More recent works titled "pavane" often have a deliberately archaic mood. Examples include:
- Pavane (1887) by Gabriel Fauré, a modern version of the Renaissance genre.
- Tears and Pavan (1973) by The Strawbs
- Pavanne (sic) (1978) by Linda Thompson (singer)
- Pavan (2015) by Julian Bream
- Pavane pour une infante défunte (1899) by Maurice Ravel.

- The third part of the Piano Suite No. 2 Op. 10, by George Enescu (1903)
- Pavane from Peter Warlock’s Capriol Suite (1926)
- De la Mare's Pavane from Herbert Howells' Lambert's Clavichord (1927)
- The "Pavane of the Sons of the Morning" that closes scene 7 of Job: A Masque for Dancing, a ballet composed by Ralph Vaughan Williams in 1930 and first staged in 1931.
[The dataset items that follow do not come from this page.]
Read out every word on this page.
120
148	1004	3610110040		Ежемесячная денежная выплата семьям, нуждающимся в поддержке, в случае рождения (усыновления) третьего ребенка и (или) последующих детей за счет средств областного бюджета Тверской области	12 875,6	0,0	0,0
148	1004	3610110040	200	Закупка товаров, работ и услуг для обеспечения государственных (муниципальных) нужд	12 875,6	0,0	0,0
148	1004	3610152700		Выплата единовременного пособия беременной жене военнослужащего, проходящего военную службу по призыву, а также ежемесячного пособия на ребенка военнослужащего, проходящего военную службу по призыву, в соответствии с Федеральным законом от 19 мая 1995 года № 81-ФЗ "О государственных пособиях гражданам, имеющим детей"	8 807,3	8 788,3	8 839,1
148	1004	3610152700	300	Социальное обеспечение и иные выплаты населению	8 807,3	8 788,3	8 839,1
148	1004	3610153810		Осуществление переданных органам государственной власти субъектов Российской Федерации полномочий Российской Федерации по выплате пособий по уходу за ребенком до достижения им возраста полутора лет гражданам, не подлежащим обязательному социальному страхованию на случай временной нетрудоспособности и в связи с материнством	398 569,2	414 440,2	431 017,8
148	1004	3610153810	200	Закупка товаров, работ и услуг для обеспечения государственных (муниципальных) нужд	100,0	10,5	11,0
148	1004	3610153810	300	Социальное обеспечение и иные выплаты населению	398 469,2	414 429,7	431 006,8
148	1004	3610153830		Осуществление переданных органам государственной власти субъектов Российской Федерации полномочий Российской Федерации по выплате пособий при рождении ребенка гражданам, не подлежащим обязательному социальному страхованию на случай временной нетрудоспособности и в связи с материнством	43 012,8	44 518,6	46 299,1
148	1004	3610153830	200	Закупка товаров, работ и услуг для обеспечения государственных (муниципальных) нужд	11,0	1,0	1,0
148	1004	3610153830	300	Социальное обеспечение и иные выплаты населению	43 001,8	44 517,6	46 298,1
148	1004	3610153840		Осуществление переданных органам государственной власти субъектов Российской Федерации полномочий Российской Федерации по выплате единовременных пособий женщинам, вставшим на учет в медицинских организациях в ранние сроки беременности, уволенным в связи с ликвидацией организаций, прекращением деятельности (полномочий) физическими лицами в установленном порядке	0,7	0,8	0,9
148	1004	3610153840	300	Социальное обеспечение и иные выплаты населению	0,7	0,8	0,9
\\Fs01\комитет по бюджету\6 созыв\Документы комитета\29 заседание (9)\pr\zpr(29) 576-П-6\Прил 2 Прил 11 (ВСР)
- "Pavane, the Girl with the Flaxen Hair", a dramatic script written and directed by Wyllis Cooper, inspired in part by Debussy's composition, for the old-time radio series Quiet, Please (1947).
- The Moor's Pavane (1949), a ballet choreographed by José Limón.
- The science fiction novel Pavane (1968) by British author Keith Roberts, about an alternative history in which Queen Elizabeth I is assassinated and the Armada wins in the year 1588, using the musical term as a metaphor for the book's setting.
- The song "Pavan" (1970) from the progressive folk album Evensong by Amazing Blondel.
- The first part of Maurice Ravel's Ma mère l'oye suite (1910), entitled "Pavane for the Sleeping Beauty", covered (as "Pavanne") by Joe Walsh on his album So What (1974).
- The fourth movement of the suite "The Fall of the House of Usher" from the progressive rock album Tales of Mystery and Imagination by The Alan Parsons Project (1976).
- The song "Pavane" by Jon Lord of the band Deep Purple, written and recorded for his solo album Sarabande (1976).
- The track "Pavanne" (sic) is a duet between Keith Tippett (church pipe organ) and Mark Charig (cornet), from their album "Pipedream" (1977).
- "Pavane for a Dead Princess" (1978), a jazz version of Maurice Ravel's composition by Art Farmer and Jim Hall, released on the album Big Blues.
- "Pavane: She's So Fine" (1994) from John's Book of Alleged Dances by John Adams.
- The title of a song from Verehrt und angespien (1999), the second studio album of the folk metal band In Extremo.
- "Pavane (Thoughts of a Septuagenarian)" (2000) by the Esbjörn Svensson Trio.
- The title of a song from Water Forest (2003), an album by Rurutia.
- "A Sad Pavan for These Distracted Times" is part IX of Vladimír Godár's "Querela Pacis" ("Complaint of Peace") oratorio (2010). Thomas Tomkins composed a piece with the same title in 1649. Sir Peter Maxwell Davies composed one also, in 2004. The 'distracted times' refer to the execution of British king Charles I.